The Fed recently hiked rates by 25 basis points. Chief Economist-Asia Pacific, at HSBC, Peter Morgan expects the next hike to come in June and September.
However, he doesn't think that the Fed hike will have a major impact on liquidity in Asia.
Excerpts from CNBC-TV18's exclusive interview with Peter Morgan:
What have you made on what Fed said a couple of days back on possibility of rate hikes in June?
We are also expecting a rate hike in June, primarily because the second quarter growth is still looking reasonably strong given some numbers we had overnight such as weaker retail sales figures and job issues. However, the chance is that probably the Fed will pause in June, so it looks 50-50 in terms of a rate hike in June.
How serious are the inflation concerns that are being raised and how far do you think the Fed will have to go this year?
We are expecting that the Fed Funds won't peak out to 5.5%, so we are looking at a hike in June and then one more in September. I think the inflation overall has still been well behaved.
The Fed is primarily concerned about the lead indicators of inflation and resource utilization, which means do they see a declining trend in the unemployment rate or do they see that stabilizing? They believe that the US economy at present is at full employment.
The Fed comment suggested that even though some of the near term numbers are strong, they expect
On this commodity business there is a feeling in the market that it could be twisting the Fed's arm and not letting them pause on the rate hike so easily, the way oil and some of the base metals are moving up, do you think that could be an important perspective?
They have put weight on that. But I am not sure if that by itself will be a decisive factor on whether or not they raise rates in June.
What might be the ramifications of this in Asia, both in terms of liquidity and in terms of interest rates?
So far the rate hikes in US haven't had a lot of impact on liquidity, the growth of money and loans has still been strong although it has come off its peak.

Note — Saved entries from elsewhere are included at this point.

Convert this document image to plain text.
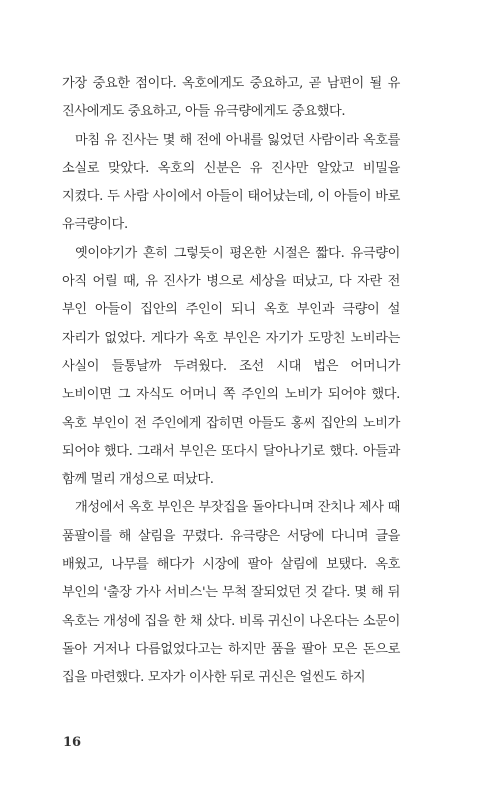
가장 중요한 점이다. 옥호에게도 중요하고, 곧 남편이 될 유 진사에게도 중요하고, 아들 유극량에게도 중요했다.

마침 유 진사는 몇 해 전에 아내를 잃었던 사람이라 옥호를 소실로 맞았다. 옥호의 신분은 유 진사만 알았고 비밀을 지켰다. 두 사람 사이에서 아들이 태어났는데, 이 아들이 바로 유극량이다.

옛이야기가 흔히 그렇듯이 평온한 시절은 짧다. 유극량이 아직 어릴 때, 유 진사가 병으로 세상을 떠났고, 다 자란 전 부인 아들이 집안의 주인이 되니 옥호 부인과 극량이 설 자리가 없었다. 게다가 옥호 부인은 자기가 도망친 노비라는 사실이 들통날까 두려웠다. 조선 시대 법은 어머니가 노비이면 그 자식도 어머니 쪽 주인의 노비가 되어야 했다. 옥호 부인이 전 주인에게 잡히면 아들도 홍씨 집안의 노비가 되어야 했다. 그래서 부인은 또다시 달아나기로 했다. 아들과 함께 멀리 개성으로 떠났다.

개성에서 옥호 부인은 부잣집을 돌아다니며 잔치나 제사 때 품팔이를 해 살림을 꾸렸다. 유극량은 서당에 다니며 글을 배웠고, 나무를 해다가 시장에 팔아 살림에 보탰다. 옥호 부인의 '출장 가사 서비스'는 무척 잘되었던 것 같다. 몇 해 뒤 옥호는 개성에 집을 한 채 샀다. 비록 귀신이 나온다는 소문이 돌아 거저나 다름없었다고는 하지만 품을 팔아 모은 돈으로 집을 마련했다. 모자가 이사한 뒤로 귀신은 얼씬도 하지

16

The key point here is that because the Asian currencies on the whole have been appreciating against the USD, it has given the Central Banks in the region some breathing space, so that they don't match the Fed rate increase by a rate increase.
If one looks at the rates in the region, they are still fairly low. So the impact so far has been quite moderate and even if the Fed Funds give up at 5.5% , it is difficult to think of a negative impact.